Quelles leçons vos activistes retiennent-ils/elles de cette expérience?

  • Les groupes thématiques sur WhatsApp ont connu un énorme succès, nous comptons les poursuivre.
  • Le besoin de services ininterrompus est bien réel au niveau des communautés.
  • La santé est intimement liée aux questions de subsistance : la plus grande partie de la population travaille dans le secteur informel et a été brusquement privée de revenus.
  • L’importance d’agir au niveau des familles.
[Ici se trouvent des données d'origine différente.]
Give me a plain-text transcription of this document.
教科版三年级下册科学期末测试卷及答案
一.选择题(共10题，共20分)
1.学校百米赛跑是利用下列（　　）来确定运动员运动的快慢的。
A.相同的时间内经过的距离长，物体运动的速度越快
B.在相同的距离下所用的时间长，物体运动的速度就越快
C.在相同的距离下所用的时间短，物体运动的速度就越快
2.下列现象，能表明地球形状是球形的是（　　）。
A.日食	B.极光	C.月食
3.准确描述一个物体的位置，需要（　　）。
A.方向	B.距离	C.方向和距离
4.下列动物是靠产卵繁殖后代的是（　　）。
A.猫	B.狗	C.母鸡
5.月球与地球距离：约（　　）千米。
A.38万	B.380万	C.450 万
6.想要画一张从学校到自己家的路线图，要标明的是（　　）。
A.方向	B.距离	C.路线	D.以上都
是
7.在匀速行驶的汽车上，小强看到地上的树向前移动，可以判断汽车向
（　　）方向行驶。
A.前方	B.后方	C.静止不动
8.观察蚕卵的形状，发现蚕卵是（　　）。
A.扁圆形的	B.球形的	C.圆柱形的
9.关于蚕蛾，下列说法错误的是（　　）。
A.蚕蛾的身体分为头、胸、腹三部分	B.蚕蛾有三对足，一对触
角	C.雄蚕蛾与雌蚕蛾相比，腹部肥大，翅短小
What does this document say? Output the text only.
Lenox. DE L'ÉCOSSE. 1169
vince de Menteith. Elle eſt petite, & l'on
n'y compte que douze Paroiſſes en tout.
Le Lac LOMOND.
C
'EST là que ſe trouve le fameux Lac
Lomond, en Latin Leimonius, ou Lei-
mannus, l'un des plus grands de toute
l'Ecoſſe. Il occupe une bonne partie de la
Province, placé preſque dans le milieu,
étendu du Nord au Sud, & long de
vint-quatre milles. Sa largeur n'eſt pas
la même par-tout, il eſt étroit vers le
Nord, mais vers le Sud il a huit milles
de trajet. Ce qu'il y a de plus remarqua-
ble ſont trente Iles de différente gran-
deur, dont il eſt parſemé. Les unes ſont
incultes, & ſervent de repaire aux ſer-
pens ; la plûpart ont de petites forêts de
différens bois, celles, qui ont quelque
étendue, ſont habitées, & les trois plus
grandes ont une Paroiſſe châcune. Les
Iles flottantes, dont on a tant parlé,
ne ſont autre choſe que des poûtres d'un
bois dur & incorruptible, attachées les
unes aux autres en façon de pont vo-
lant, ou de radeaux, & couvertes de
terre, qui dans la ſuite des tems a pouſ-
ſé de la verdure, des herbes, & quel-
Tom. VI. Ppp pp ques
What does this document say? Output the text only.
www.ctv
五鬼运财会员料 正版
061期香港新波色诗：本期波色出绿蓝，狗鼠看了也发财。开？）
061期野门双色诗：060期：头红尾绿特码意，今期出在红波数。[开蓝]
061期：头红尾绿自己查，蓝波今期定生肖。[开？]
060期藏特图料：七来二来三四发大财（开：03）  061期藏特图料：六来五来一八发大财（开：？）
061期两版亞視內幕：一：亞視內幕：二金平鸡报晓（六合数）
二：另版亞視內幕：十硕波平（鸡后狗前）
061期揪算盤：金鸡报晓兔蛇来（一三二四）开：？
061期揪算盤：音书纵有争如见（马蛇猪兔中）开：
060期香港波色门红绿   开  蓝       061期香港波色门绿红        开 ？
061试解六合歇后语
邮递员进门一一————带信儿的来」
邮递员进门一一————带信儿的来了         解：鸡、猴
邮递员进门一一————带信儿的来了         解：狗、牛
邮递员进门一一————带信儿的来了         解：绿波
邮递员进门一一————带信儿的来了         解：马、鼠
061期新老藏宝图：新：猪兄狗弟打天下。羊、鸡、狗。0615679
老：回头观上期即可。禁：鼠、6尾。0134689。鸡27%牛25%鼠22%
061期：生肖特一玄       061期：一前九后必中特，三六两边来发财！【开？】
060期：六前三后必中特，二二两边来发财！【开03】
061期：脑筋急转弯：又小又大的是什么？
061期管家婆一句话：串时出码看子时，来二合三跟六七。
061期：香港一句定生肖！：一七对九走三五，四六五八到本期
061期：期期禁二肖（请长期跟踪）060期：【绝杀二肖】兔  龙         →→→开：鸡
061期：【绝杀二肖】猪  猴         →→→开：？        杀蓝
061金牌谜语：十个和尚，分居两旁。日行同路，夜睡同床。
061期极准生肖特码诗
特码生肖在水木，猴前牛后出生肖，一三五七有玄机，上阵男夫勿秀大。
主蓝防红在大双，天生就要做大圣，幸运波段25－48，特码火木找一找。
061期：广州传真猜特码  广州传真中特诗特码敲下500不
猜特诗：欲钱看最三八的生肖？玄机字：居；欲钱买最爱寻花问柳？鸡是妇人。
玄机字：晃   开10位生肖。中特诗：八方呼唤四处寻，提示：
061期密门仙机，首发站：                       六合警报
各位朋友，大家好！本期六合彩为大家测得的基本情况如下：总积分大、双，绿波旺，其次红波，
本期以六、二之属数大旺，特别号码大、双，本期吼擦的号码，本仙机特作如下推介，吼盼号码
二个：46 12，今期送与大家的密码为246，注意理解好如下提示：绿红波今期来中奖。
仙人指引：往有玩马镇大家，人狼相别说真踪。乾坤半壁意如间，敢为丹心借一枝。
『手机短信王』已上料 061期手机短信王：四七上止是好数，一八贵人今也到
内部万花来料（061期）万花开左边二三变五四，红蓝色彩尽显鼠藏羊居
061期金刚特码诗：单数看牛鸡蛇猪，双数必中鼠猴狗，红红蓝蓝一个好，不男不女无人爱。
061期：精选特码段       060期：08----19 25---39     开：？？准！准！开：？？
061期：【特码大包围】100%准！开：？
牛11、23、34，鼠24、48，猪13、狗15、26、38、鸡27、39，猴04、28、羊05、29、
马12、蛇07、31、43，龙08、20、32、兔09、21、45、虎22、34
Nous travaillerons davantage autour de l’inclusion et de l’émancipation.
  • L’importance de soutenir celles et ceux qui vivent seul·e·s et ne sont pas connecté·e·s, y compris après la pandémie.
  • L’efficacité des partenariats.

Quels conseils donneriez-vous à quelqu’un qui serait dans une situation similaire?

  • Il y a de très nombreuses façons de répondre aux besoins et de fournir des services. Tentez différentes options et voyez ce qui marche en fonction des circonstances ; repensez régulièrement votre façon de faire.
  • Veillez à entretenir un flux d’information et de communication fort et continu avec votre personnel.
  • Nouez des partenariats avec d’autres organisations pour compléter votre action et répondre aux besoins.
  • Recherchez des financements pour soutenir l’aide nutritionnelle aux personnes vivant avec le VIH et répondre aux besoins alimentaires de la communauté, en lançant une levée de fonds ou en faisant appel aux dons et à des bienfaiteur·rice·s.

Samuel Matsikure, GALZ : une Association de Personnes LGBTI au Zimbabwe

Samuel Matsikure, Responsable de Programme pour GALZ : une Association de Personnes LGBTI au Zimbabwe, est un expert en programmation, gestion et recherche autour des enjeux LGBTI. Initialement professeur, il a rejoint GALZ pour apporter son aide et ses conseils aux membres et familles de la communauté LGBTI. Sam est titulaire de diplômes d’enseignement supérieur et de thérapie familiale et d’un diplôme de sociologie et développement sensible au genre ; il suit actuellement un Master en Droits humains, Paix et Développement à l’Université d’Afrique.  Il est boursier du programme de plaidoyer pour les Droits humains de l’Université de Columbia.